The reinsurance industry is currently going through an extraordinary series of counterintuitive developments that defy historic perspectives, says Bermuda:Re+ILS panellist Donald Kramer, chairman and chief executive officer of ILS Capital.
Primary companies are purchasing less reinsurance despite the fact that prices have declined significantly and we are currently in a ‘soft’ market.
Generally you would think that purchasing reinsurance represented inelastic demand in that primary companies need to purchase reinsurance In order to mitigate risk. When prices decline in a soft market you would expect primary companies to increase their purchases of lower cost reinsurance. Instead the exact opposite is occurring. The reason for this counterintuitive development is historically low interest rates. To offset the decline in their investment income primary companies are taking on greater risk rather than shedding risk in an attractive soft market.
Consolidation in the industry has led to the creation of several giant reinsurance companies but this has created amazing opportunities for smaller companies.
Historically, purchasers of reinsurance like to spread their reinsurance agreements over several counterparties so that the decision of one company or another to leave the market would not hurt them. Lloyd’s has always been composed of numerous smaller individual syndicates, each of whom took a piece of a risk thereby spreading the counterparty exposure. Today Lloyd’s is represented by several larger members as well as numerous smaller ones.
For example, one of its members, following a merger, now accounts for 9 percent of the entire market. This wave of consolidations has led to greater opportunities for smaller non-Lloyd’s companies to take pieces of the reinsurance business, thereby spreading the counterparty risk—certainly a ‘counterintuitive’ development. Normally you would think that more business would go to the larger companies
"Publicly traded hedge fund reinsurer shares wound up at the bottom of the pack of publicly traded reinsurers, while numerous conventional companies hit new highs."
Publicly traded reinsurance shares are outperforming the broad equity market despite low interest rates and declining premium levels.
Reinsurance companies earn income from two sources: invested assets and profits from risk assumption. Both of these sectors are currently at rates somewhat below previous levels. Interest rates are at their lowest levels since 1947, while reinsurance premium rates are also at relatively low levels (the soft market).
Now let’s look at some facts. Since year-end 2013 the S&P 500 stock index rose 13.8 percent, while the S&P Reinsurance Subindustry index rose 21.1 percent. From year-end 2014 to date (August 2015) the S&P 500 index rose 2.2 percent while the S&P Reinsurance index rose 9.3 percent. I think you would have to list this performance as very favourable but again, counterintuitive.
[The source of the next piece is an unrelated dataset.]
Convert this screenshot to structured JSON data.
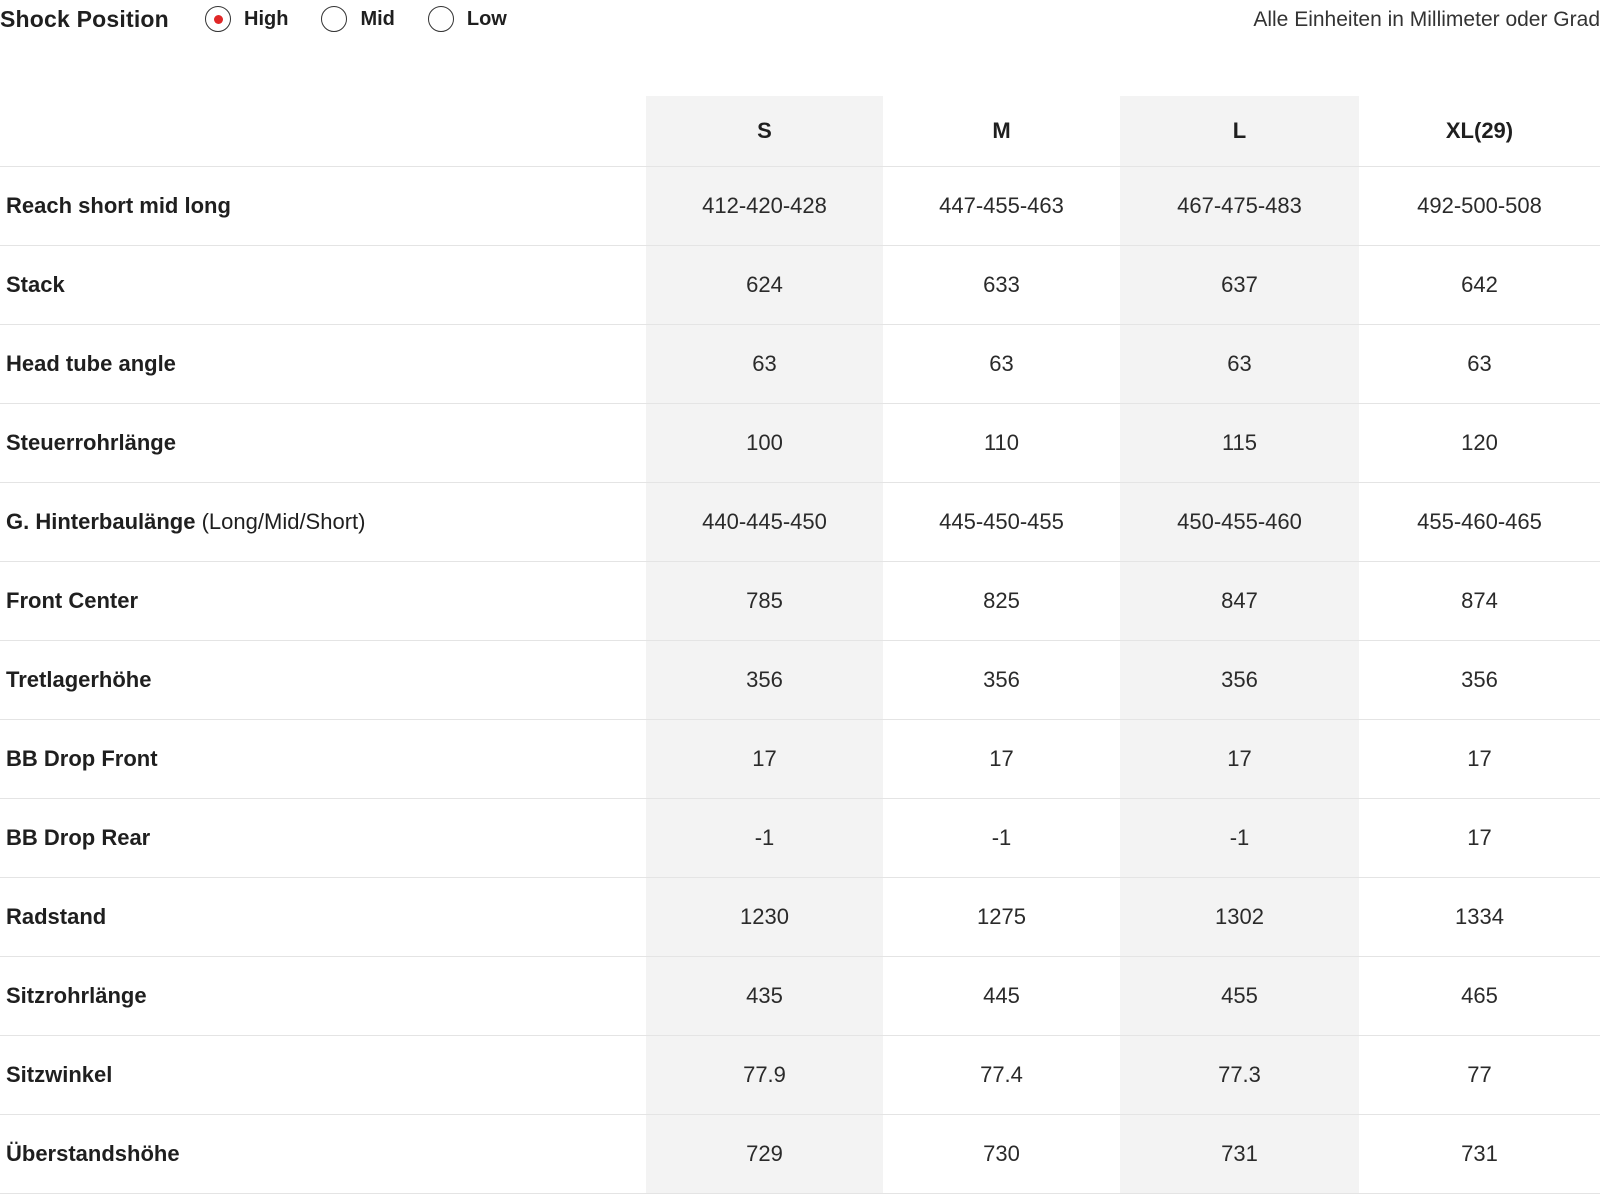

Hedge fund reinsurers (as well as many hedge fund managed investment portfolios) have significantly underperformed the equity market.
The concept of the hedge fund reinsurer was to write low risk reinsurance, generate additional investment assets beyond surplus and manage those assets for a premium return, thereby generating double digit returns on equity. The next step was to go public, with the shares priced at a high premium to book value. Great idea, but as of July 31, 2015 the publicly traded hedge fund reinsurer shares wound up at the bottom of the pack of publicly traded reinsurers, while numerous conventional companies hit new highs through mergers and other forms of consolidation.
Since year-end 2013 two publicly traded hedge fund reinsurers declined 20.9 percent and 22.9 percent respectively, while as mentioned above the S&P Reinsurance Subindustry index rose 21.1 percent. Counterintuitive indeed.